A government report showed that retail sales sank in September by 1.2 percent_another weak month for retailers — and Federal Reserve Chairman Ben Bernanke said it would take time for the country's economic health to mend.
Sales in some sectors, such as consumer electronics and home furnishings were weaker, while sporting goods and home centers fared slightly better, said Deutsche Bank-North America analyst Mike Baker. But companies such as Home Depot Inc. and Lowe's Companies Inc. are still on pace for their weakest quarter of the year.
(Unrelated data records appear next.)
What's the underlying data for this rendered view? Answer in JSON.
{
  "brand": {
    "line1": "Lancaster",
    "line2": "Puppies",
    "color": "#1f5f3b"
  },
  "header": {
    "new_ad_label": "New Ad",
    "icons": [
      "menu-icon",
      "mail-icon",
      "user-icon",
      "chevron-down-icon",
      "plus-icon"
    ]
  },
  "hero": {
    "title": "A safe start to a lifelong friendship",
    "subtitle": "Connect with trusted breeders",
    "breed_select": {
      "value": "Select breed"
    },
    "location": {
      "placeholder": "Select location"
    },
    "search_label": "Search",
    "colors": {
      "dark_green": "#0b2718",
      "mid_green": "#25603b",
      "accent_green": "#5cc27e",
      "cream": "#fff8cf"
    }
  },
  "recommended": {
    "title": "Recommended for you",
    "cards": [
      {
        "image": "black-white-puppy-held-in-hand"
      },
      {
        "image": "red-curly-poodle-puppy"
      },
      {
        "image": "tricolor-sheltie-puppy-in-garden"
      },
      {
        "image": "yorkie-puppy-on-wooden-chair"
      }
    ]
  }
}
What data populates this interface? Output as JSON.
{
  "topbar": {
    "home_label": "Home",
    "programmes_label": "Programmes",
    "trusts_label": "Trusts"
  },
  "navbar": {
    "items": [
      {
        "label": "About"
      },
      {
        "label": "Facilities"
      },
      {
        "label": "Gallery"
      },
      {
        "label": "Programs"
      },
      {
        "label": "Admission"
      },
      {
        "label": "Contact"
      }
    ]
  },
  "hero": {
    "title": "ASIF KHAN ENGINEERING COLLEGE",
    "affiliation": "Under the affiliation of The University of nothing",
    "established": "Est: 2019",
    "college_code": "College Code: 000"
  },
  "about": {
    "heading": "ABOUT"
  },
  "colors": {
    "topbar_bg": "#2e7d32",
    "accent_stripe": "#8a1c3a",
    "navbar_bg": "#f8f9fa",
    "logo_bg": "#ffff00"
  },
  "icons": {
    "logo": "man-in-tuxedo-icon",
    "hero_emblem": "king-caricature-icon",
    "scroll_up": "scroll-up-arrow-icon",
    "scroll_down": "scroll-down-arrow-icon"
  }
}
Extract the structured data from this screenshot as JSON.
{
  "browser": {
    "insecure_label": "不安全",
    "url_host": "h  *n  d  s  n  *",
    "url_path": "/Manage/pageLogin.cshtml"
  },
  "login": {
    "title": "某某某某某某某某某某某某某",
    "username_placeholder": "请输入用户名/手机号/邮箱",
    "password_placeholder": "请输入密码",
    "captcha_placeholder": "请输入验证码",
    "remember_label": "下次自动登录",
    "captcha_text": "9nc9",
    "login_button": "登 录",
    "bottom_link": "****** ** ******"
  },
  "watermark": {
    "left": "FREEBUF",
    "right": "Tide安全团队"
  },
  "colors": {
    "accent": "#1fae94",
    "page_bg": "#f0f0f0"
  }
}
Shares of Home Depot were down 71 cents, or more than 3 percent, to $20.36. Shares of Lowe's were down 29 cents to $18.79.
A deep consumer recession will likely continue through mid 2009, according to Credit Suisse analyst Gary Balter.
"There are just too many factors working against the consumer, including lower employment, tight credit access, excess leverage, declining home prices and inflationary pressures in staples, to assume that spending will rebound anytime soon," he wrote in a research note Wednesday
Still, Credit Suisse upgraded Home Depot and Lowe's from "Neutral" to "Outperform" as well as companies such as AutoZone Inc., Dicks Sporting Goods Inc. and other retailers that have been hit hard recently and are likely to continue to see their earnings drop, saying the shares reflect the bad news, but offer longer-term earnings growth.
Shares of AutoZone Inc. were down $3.81, or more than 3 percent, in afternoon trading to $104.69. Shares of Dicks Sporting Goods were down $1.12, or more than 6 percent, to $16.86 in afternoon trading.
Overall, Credit Suisse wrote, the weakness in the retail sector will likely continue into 2009 if not beyond. Analysts said it "will lead to consolidation in the sector longer term, which we view as the first plus for the leading players in this segment since the overexpansion began in the early 2000s. While there should be nothing surprising from the above, to date, the market has not separated the winners from the losers."
Some of the companies that may lose out, either because they have debt or lack the positioning to gain share, could include Sears Holding Corp. and Borders Group Inc., the analysts said.
Shares of Sears were down $1.08 to $62.39 and shares of Borders were down 48 cents, or 10 percent to $4.08 in afternoon trading Wednesday.